What chance does he think the appeal has?
“Anytime you’re representing defendants, it’s an uphill battle,” Piccarreta cautions. “I would say that without even having looked at their motions.”
“But here you have a pattern of [prosecutorial] misconduct from day one, and it is the court’s duty to make sure that defendants get a fair trial. So I would hope the Ninth Circuit will take a hard look at this and look at it in conjunction with all of the activity of the government since this case began.”
Piccarreta is familiar with the case as he formerly represented one of Lacey and Larkin’s co-defendants. When the government seized hundreds of thousands of dollars set aside for the man’s defense, Piccarreta was forced to withdraw.
The wily litigator has continued to follow the case from the sidelines and to criticize the government’s abuse of power in the case, which has involved the seizure of nearly all of Lacey and Larkin’s assets, the feds’ invasion of attorney-client privilege, and the FBI’s destruction of the most important piece of evidence in the case — the Backpage website itself.
Interestingly, Humetewa’s Jan. 10 order also asked for a status report from the government regarding a May 31 sentencing date for former Backpage exec Dan Hyer, who like the company’s former owner and CEO Carl Ferrer, has pled guilty to one count of conspiracy as part of a deal with the government.
Both Ferrer and Hyer are expected to testify at trial.
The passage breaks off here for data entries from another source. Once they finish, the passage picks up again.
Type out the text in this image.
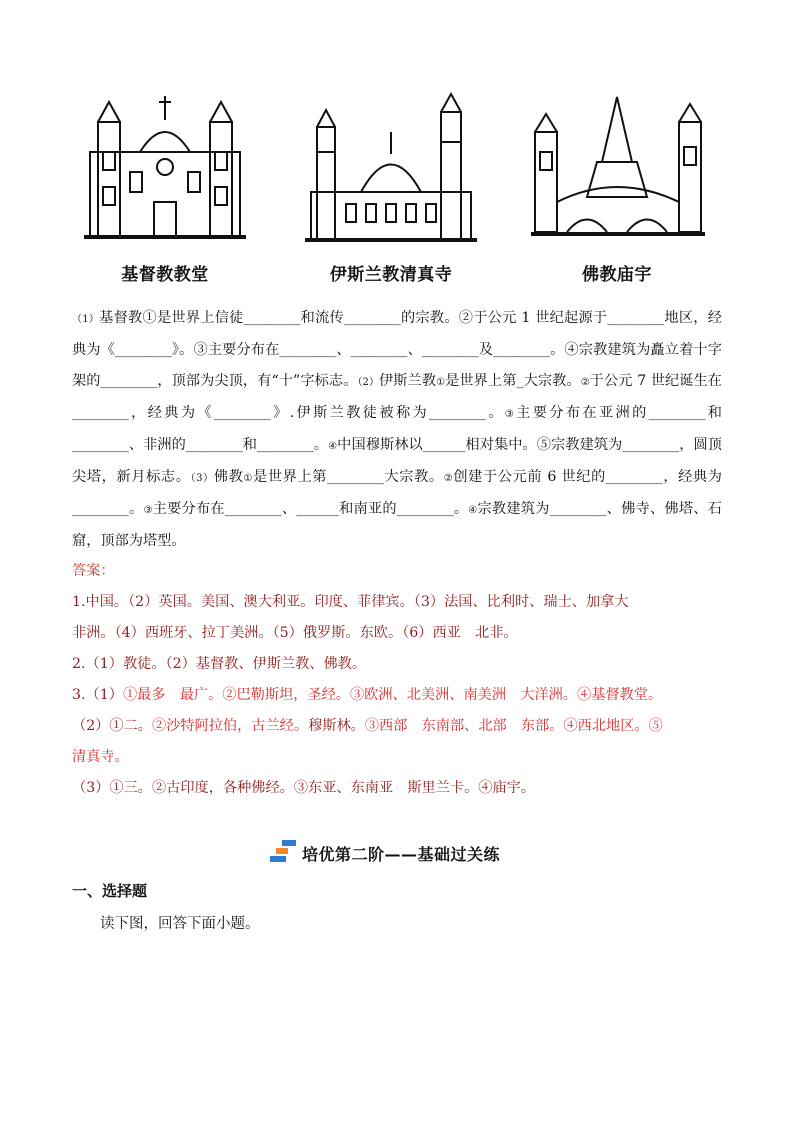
基督教教堂	伊斯兰教清真寺	佛教庙宇
（1）基督教①是世界上信徒________和流传________的宗教。②于公元 1 世纪起源于________地区，经典为《________》。③主要分布在________、________、________及________。④宗教建筑为矗立着十字架的________，顶部为尖顶，有“十”字标志。（2）伊斯兰教①是世界上第_大宗教。②于公元 7 世纪诞生在________，经典为《________》.伊斯兰教徒被称为________。③主要分布在亚洲的________和________、非洲的________和________。④中国穆斯林以______相对集中。⑤宗教建筑为________，圆顶尖塔，新月标志。（3）佛教①是世界上第________大宗教。②创建于公元前 6 世纪的________，经典为________。③主要分布在________、______和南亚的________。④宗教建筑为________、佛寺、佛塔、石窟，顶部为塔型。
答案：
1.中国。（2）英国。美国、澳大利亚。印度、菲律宾。（3）法国、比利时、瑞士、加拿大
非洲。（4）西班牙、拉丁美洲。（5）俄罗斯。东欧。（6）西亚　北非。
2.（1）教徒。（2）基督教、伊斯兰教、佛教。
3.（1）①最多　最广。②巴勒斯坦，圣经。③欧洲、北美洲、南美洲　大洋洲。④基督教堂。
（2）①二。②沙特阿拉伯，古兰经。穆斯林。③西部　东南部、北部　东部。④西北地区。⑤
清真寺。
（3）①三。②古印度，各种佛经。③东亚、东南亚　斯里兰卡。④庙宇。
培优第二阶——基础过关练
一、选择题
读下图，回答下面小题。
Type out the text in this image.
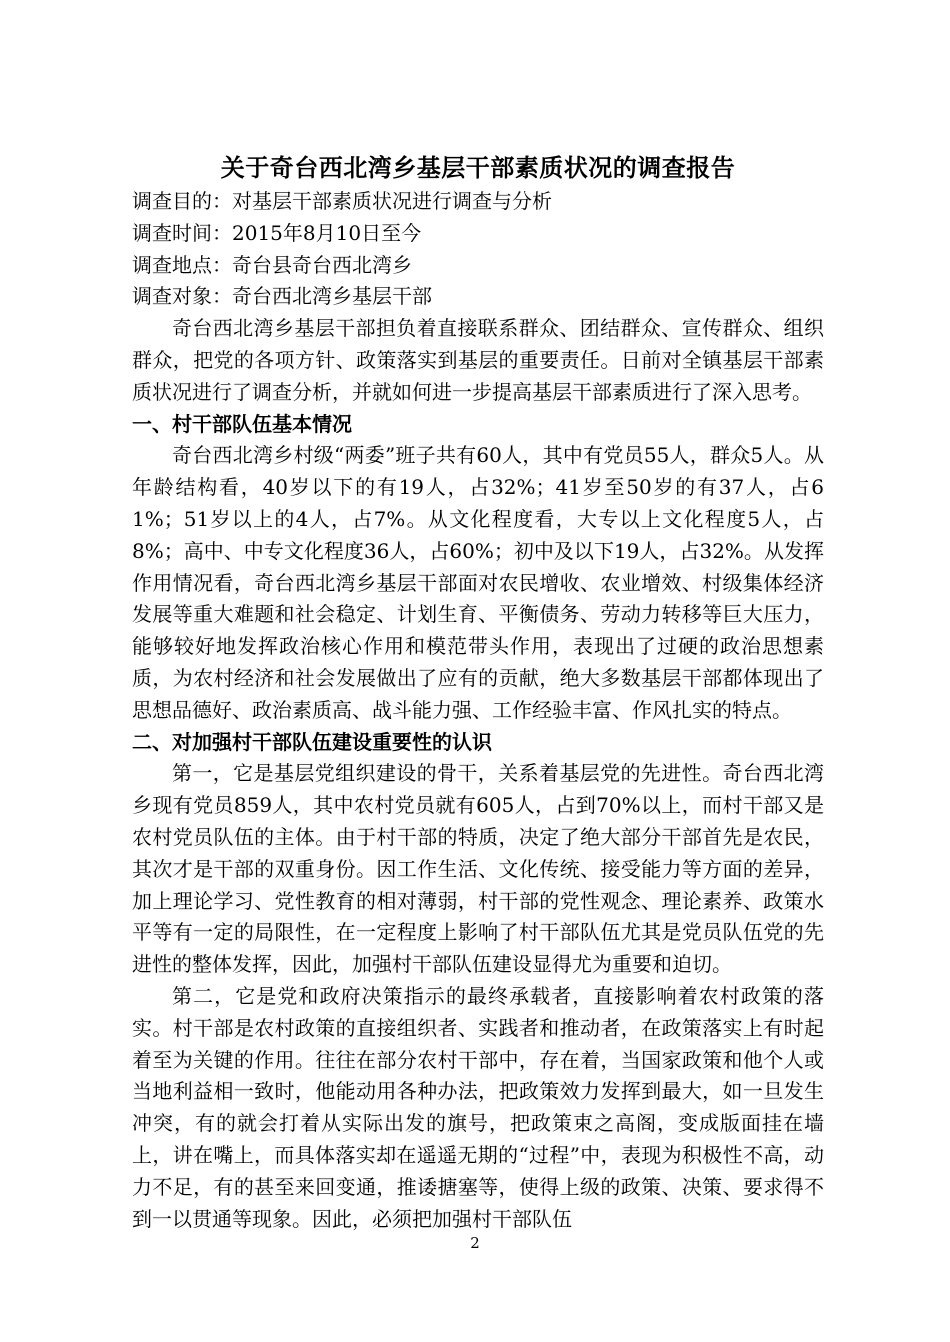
关于奇台西北湾乡基层干部素质状况的调查报告

调查目的：对基层干部素质状况进行调查与分析

调查时间：2015年8月10日至今

调查地点：奇台县奇台西北湾乡

调查对象：奇台西北湾乡基层干部

奇台西北湾乡基层干部担负着直接联系群众、团结群众、宣传群众、组织群众，把党的各项方针、政策落实到基层的重要责任。日前对全镇基层干部素质状况进行了调查分析，并就如何进一步提高基层干部素质进行了深入思考。

一、村干部队伍基本情况

奇台西北湾乡村级“两委”班子共有60人，其中有党员55人，群众5人。从年龄结构看，40岁以下的有19人，占32%；41岁至50岁的有37人，占61%；51岁以上的4人，占7%。从文化程度看，大专以上文化程度5人，占8%；高中、中专文化程度36人，占60%；初中及以下19人，占32%。从发挥作用情况看，奇台西北湾乡基层干部面对农民增收、农业增效、村级集体经济发展等重大难题和社会稳定、计划生育、平衡债务、劳动力转移等巨大压力，能够较好地发挥政治核心作用和模范带头作用，表现出了过硬的政治思想素质，为农村经济和社会发展做出了应有的贡献，绝大多数基层干部都体现出了思想品德好、政治素质高、战斗能力强、工作经验丰富、作风扎实的特点。

二、对加强村干部队伍建设重要性的认识

第一，它是基层党组织建设的骨干，关系着基层党的先进性。奇台西北湾乡现有党员859人，其中农村党员就有605人，占到70%以上，而村干部又是农村党员队伍的主体。由于村干部的特质，决定了绝大部分干部首先是农民，其次才是干部的双重身份。因工作生活、文化传统、接受能力等方面的差异，加上理论学习、党性教育的相对薄弱，村干部的党性观念、理论素养、政策水平等有一定的局限性，在一定程度上影响了村干部队伍尤其是党员队伍党的先进性的整体发挥，因此，加强村干部队伍建设显得尤为重要和迫切。

第二，它是党和政府决策指示的最终承载者，直接影响着农村政策的落实。村干部是农村政策的直接组织者、实践者和推动者，在政策落实上有时起着至为关键的作用。往往在部分农村干部中，存在着，当国家政策和他个人或当地利益相一致时，他能动用各种办法，把政策效力发挥到最大，如一旦发生冲突，有的就会打着从实际出发的旗号，把政策束之高阁，变成版面挂在墙上，讲在嘴上，而具体落实却在遥遥无期的“过程”中，表现为积极性不高，动力不足，有的甚至来回变通，推诿搪塞等，使得上级的政策、决策、要求得不到一以贯通等现象。因此，必须把加强村干部队伍

2
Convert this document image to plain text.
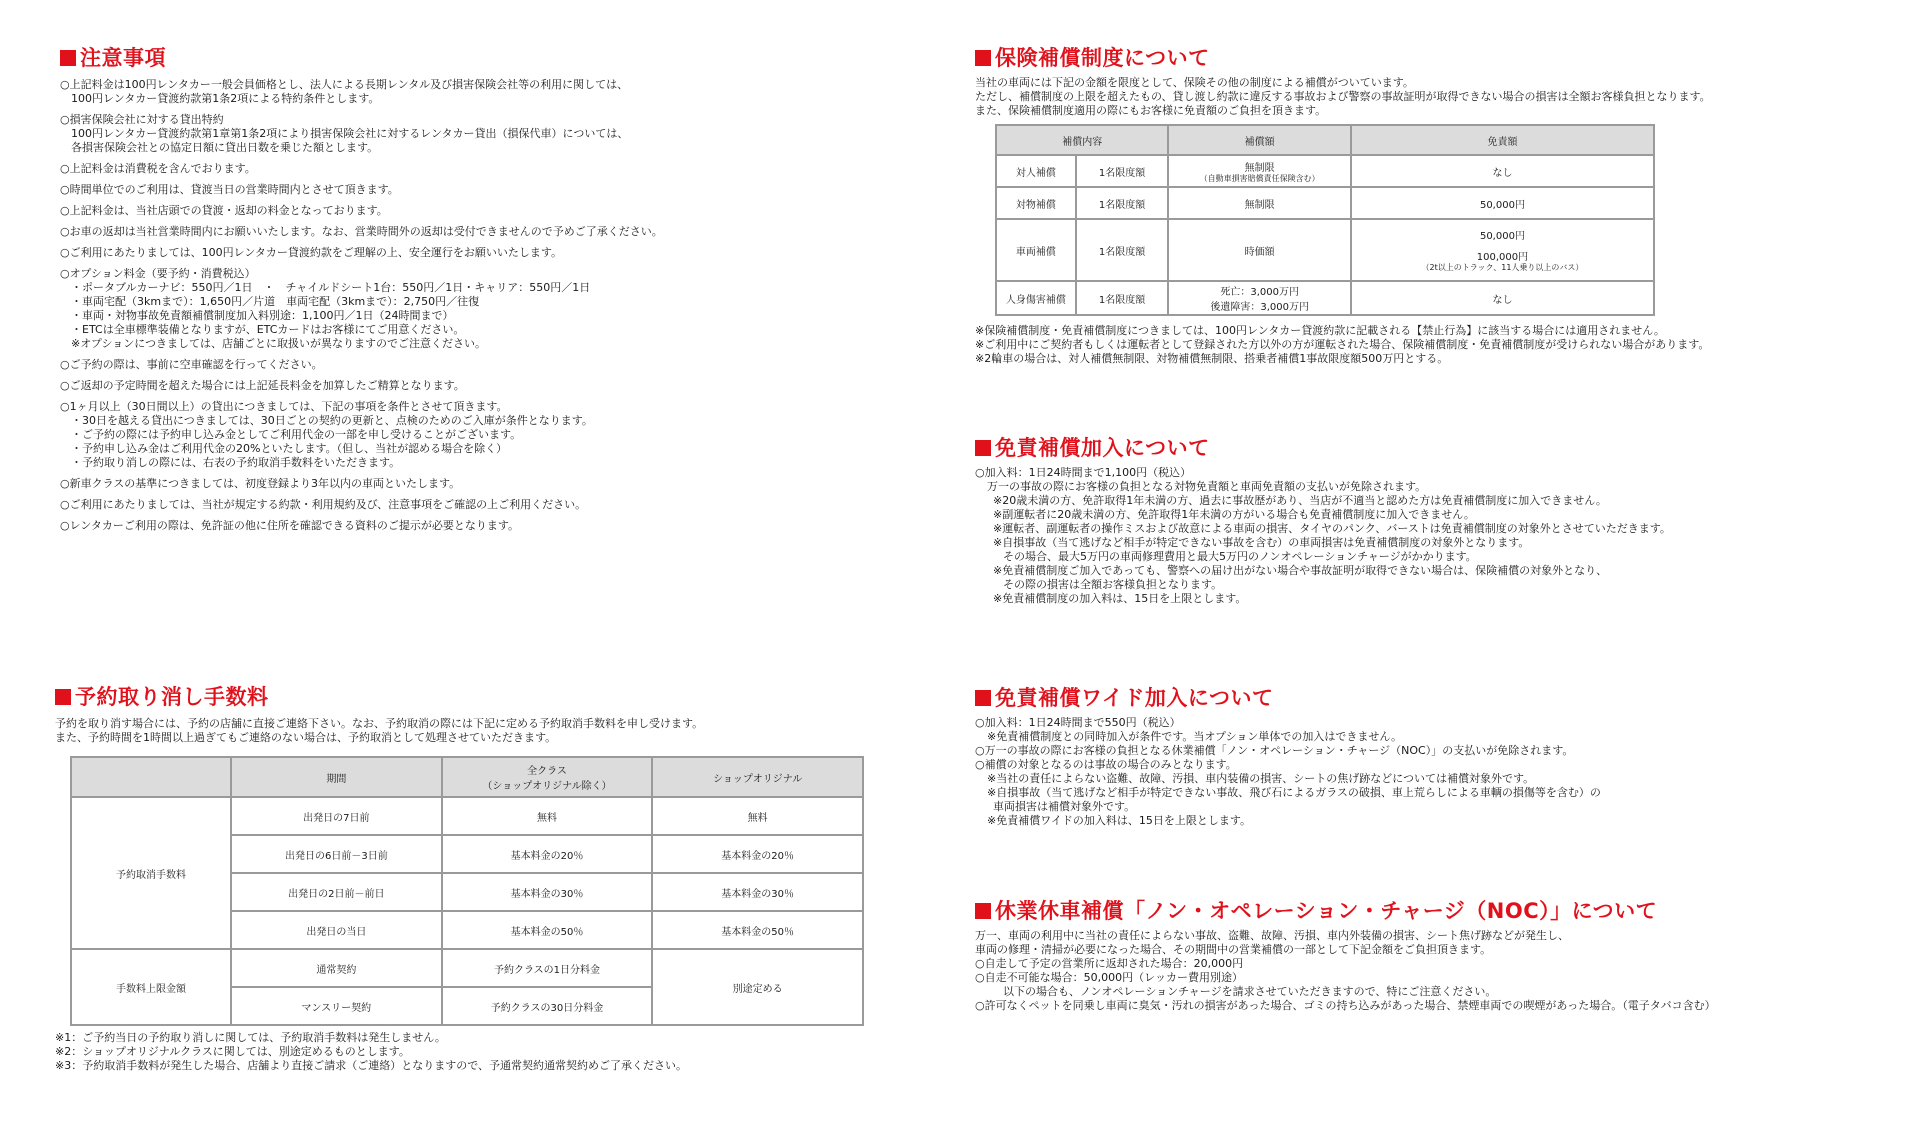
注意事項
○上記料金は100円レンタカー一般会員価格とし、法人による長期レンタル及び損害保険会社等の利用に関しては、
　100円レンタカー貸渡約款第1条2項による特約条件とします。
○損害保険会社に対する貸出特約
　100円レンタカー貸渡約款第1章第1条2項により損害保険会社に対するレンタカー貸出（損保代車）については、
　各損害保険会社との協定日額に貸出日数を乗じた額とします。
○上記料金は消費税を含んでおります。
○時間単位でのご利用は、貸渡当日の営業時間内とさせて頂きます。
○上記料金は、当社店頭での貸渡・返却の料金となっております。
○お車の返却は当社営業時間内にお願いいたします。なお、営業時間外の返却は受付できませんので予めご了承ください。
○ご利用にあたりましては、100円レンタカー貸渡約款をご理解の上、安全運行をお願いいたします。
○オプション料金（要予約・消費税込）
　・ポータブルカーナビ：550円／1日　・　チャイルドシート1台：550円／1日・キャリア：550円／1日
　・車両宅配（3kmまで）：1,650円／片道　車両宅配（3kmまで）：2,750円／往復
　・車両・対物事故免責額補償制度加入料別途：1,100円／1日（24時間まで）
　・ETCは全車標準装備となりますが、ETCカードはお客様にてご用意ください。
　※オプションにつきましては、店舗ごとに取扱いが異なりますのでご注意ください。
○ご予約の際は、事前に空車確認を行ってください。
○ご返却の予定時間を超えた場合には上記延長料金を加算したご精算となります。
○1ヶ月以上（30日間以上）の貸出につきましては、下記の事項を条件とさせて頂きます。
　・30日を越える貸出につきましては、30日ごとの契約の更新と、点検のためのご入庫が条件となります。
　・ご予約の際には予約申し込み金としてご利用代金の一部を申し受けることがございます。
　・予約申し込み金はご利用代金の20%といたします。（但し、当社が認める場合を除く）
　・予約取り消しの際には、右表の予約取消手数料をいただきます。
○新車クラスの基準につきましては、初度登録より3年以内の車両といたします。
○ご利用にあたりましては、当社が規定する約款・利用規約及び、注意事項をご確認の上ご利用ください。
○レンタカーご利用の際は、免許証の他に住所を確認できる資料のご提示が必要となります。
予約取り消し手数料
予約を取り消す場合には、予約の店舗に直接ご連絡下さい。なお、予約取消の際には下記に定める予約取消手数料を申し受けます。
また、予約時間を1時間以上過ぎてもご連絡のない場合は、予約取消として処理させていただきます。
	期間	全クラス
（ショップオリジナル除く）	ショップオリジナル
予約取消手数料	出発日の7日前	無料	無料
	出発日の6日前－3日前	基本料金の20％	基本料金の20％
	出発日の2日前－前日	基本料金の30％	基本料金の30％
	出発日の当日	基本料金の50％	基本料金の50％
手数料上限金額	通常契約	予約クラスの1日分料金	別途定める
	マンスリー契約	予約クラスの30日分料金	
※1：ご予約当日の予約取り消しに関しては、予約取消手数料は発生しません。
※2：ショップオリジナルクラスに関しては、別途定めるものとします。
※3：予約取消手数料が発生した場合、店舗より直接ご請求（ご連絡）となりますので、予通常契約通常契約めご了承ください。
保険補償制度について
当社の車両には下記の金額を限度として、保険その他の制度による補償がついています。
ただし、補償制度の上限を超えたもの、貸し渡し約款に違反する事故および警察の事故証明が取得できない場合の損害は全額お客様負担となります。
また、保険補償制度適用の際にもお客様に免責額のご負担を頂きます。
補償内容		補償額	免責額
対人補償	1名限度額	無制限
（自動車損害賠償責任保険含む）	なし
対物補償	1名限度額	無制限	50,000円
車両補償	1名限度額	時価額	50,000円
100,000円
（2t以上のトラック、11人乗り以上のバス）

人身傷害補償	1名限度額	死亡：3,000万円
後遺障害：3,000万円	なし
※保険補償制度・免責補償制度につきましては、100円レンタカー貸渡約款に記載される【禁止行為】に該当する場合には適用されません。
※ご利用中にご契約者もしくは運転者として登録された方以外の方が運転された場合、保険補償制度・免責補償制度が受けられない場合があります。
※2輪車の場合は、対人補償無制限、対物補償無制限、搭乗者補償1事故限度額500万円とする。
免責補償加入について
○加入料：1日24時間まで1,100円（税込）
万一の事故の際にお客様の負担となる対物免責額と車両免責額の支払いが免除されます。
※20歳未満の方、免許取得1年未満の方、過去に事故歴があり、当店が不適当と認めた方は免責補償制度に加入できません。
※副運転者に20歳未満の方、免許取得1年未満の方がいる場合も免責補償制度に加入できません。
※運転者、副運転者の操作ミスおよび故意による車両の損害、タイヤのパンク、バーストは免責補償制度の対象外とさせていただきます。
※自損事故（当て逃げなど相手が特定できない事故を含む）の車両損害は免責補償制度の対象外となります。
その場合、最大5万円の車両修理費用と最大5万円のノンオペレーションチャージがかかります。
※免責補償制度ご加入であっても、警察への届け出がない場合や事故証明が取得できない場合は、保険補償の対象外となり、
その際の損害は全額お客様負担となります。
※免責補償制度の加入料は、15日を上限とします。
免責補償ワイド加入について
○加入料：1日24時間まで550円（税込）
※免責補償制度との同時加入が条件です。当オプション単体での加入はできません。
○万一の事故の際にお客様の負担となる休業補償「ノン・オペレーション・チャージ（NOC）」の支払いが免除されます。
○補償の対象となるのは事故の場合のみとなります。
※当社の責任によらない盗難、故障、汚損、車内装備の損害、シートの焦げ跡などについては補償対象外です。
※自損事故（当て逃げなど相手が特定できない事故、飛び石によるガラスの破損、車上荒らしによる車輌の損傷等を含む）の
車両損害は補償対象外です。
※免責補償ワイドの加入料は、15日を上限とします。
休業休車補償「ノン・オペレーション・チャージ（NOC）」について
万一、車両の利用中に当社の責任によらない事故、盗難、故障、汚損、車内外装備の損害、シート焦げ跡などが発生し、
車両の修理・清掃が必要になった場合、その期間中の営業補償の一部として下記金額をご負担頂きます。
○自走して予定の営業所に返却された場合：20,000円
○自走不可能な場合：50,000円（レッカー費用別途）
以下の場合も、ノンオペレーションチャージを請求させていただきますので、特にご注意ください。
○許可なくペットを同乗し車両に臭気・汚れの損害があった場合、ゴミの持ち込みがあった場合、禁煙車両での喫煙があった場合。（電子タバコ含む）
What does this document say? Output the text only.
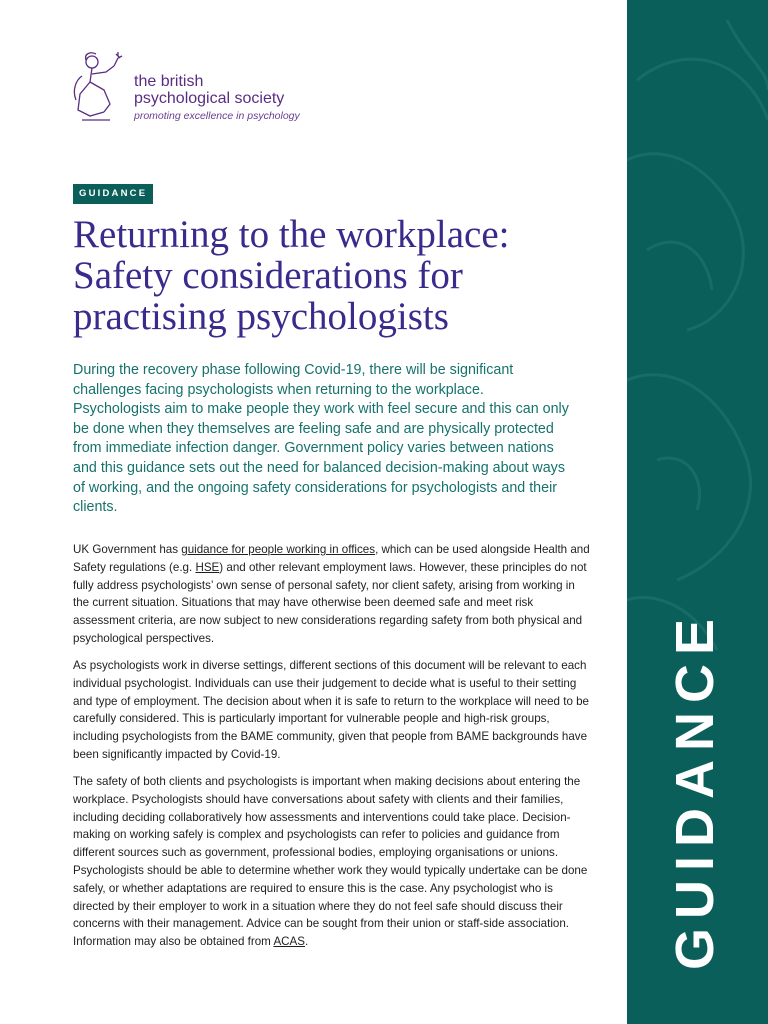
GUIDANCE
the british
psychological society
promoting excellence in psychology
GUIDANCE
Returning to the workplace: Safety considerations for practising psychologists

During the recovery phase following Covid-19, there will be significant challenges facing psychologists when returning to the workplace. Psychologists aim to make people they work with feel secure and this can only be done when they themselves are feeling safe and are physically protected from immediate infection danger. Government policy varies between nations and this guidance sets out the need for balanced decision-making about ways of working, and the ongoing safety considerations for psychologists and their clients.

UK Government has guidance for people working in offices, which can be used alongside Health and Safety regulations (e.g. HSE) and other relevant employment laws. However, these principles do not fully address psychologists’ own sense of personal safety, nor client safety, arising from working in the current situation. Situations that may have otherwise been deemed safe and meet risk assessment criteria, are now subject to new considerations regarding safety from both physical and psychological perspectives.

As psychologists work in diverse settings, different sections of this document will be relevant to each individual psychologist. Individuals can use their judgement to decide what is useful to their setting and type of employment. The decision about when it is safe to return to the workplace will need to be carefully considered. This is particularly important for vulnerable people and high-risk groups, including psychologists from the BAME community, given that people from BAME backgrounds have been significantly impacted by Covid-19.

The safety of both clients and psychologists is important when making decisions about entering the workplace. Psychologists should have conversations about safety with clients and their families, including deciding collaboratively how assessments and interventions could take place. Decision-making on working safely is complex and psychologists can refer to policies and guidance from different sources such as government, professional bodies, employing organisations or unions. Psychologists should be able to determine whether work they would typically undertake can be done safely, or whether adaptations are required to ensure this is the case. Any psychologist who is directed by their employer to work in a situation where they do not feel safe should discuss their concerns with their management. Advice can be sought from their union or staff-side association. Information may also be obtained from ACAS.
Humetewa’s order does not mention Ferrer, though he has a sentencing date set for May 25.
“The government wants to ensure that the cooperating witnesses sing a tune to their melody,” Piccarreta explains. “If the person is sentenced [before trial], the person might be more inclined to basically tell the truth, as opposed to having to tell the truth through the eyes of the government.”
At most, Hyer and Ferrer could receive five years apiece for the offenses they’ve pled guilty to, though they are unlikely to receive that much time, if any.
As part of Ferrer’s plea deal, the government allowed Ferrer to keep his house in Texas and to maintain access to $2.3 million set aside for legal fees.
By contrast, as mentioned, the government maintains control of nearly all of Lacey and Larkin’s assets, in a failed attempt to grind them into submission.
And both men, who are in their 70s, face spending the remainder of their lives in prison, if convicted.
Such are the risks, it seems, of maintaining one’s innocence while defending against an unprecedented onslaught from the federal government.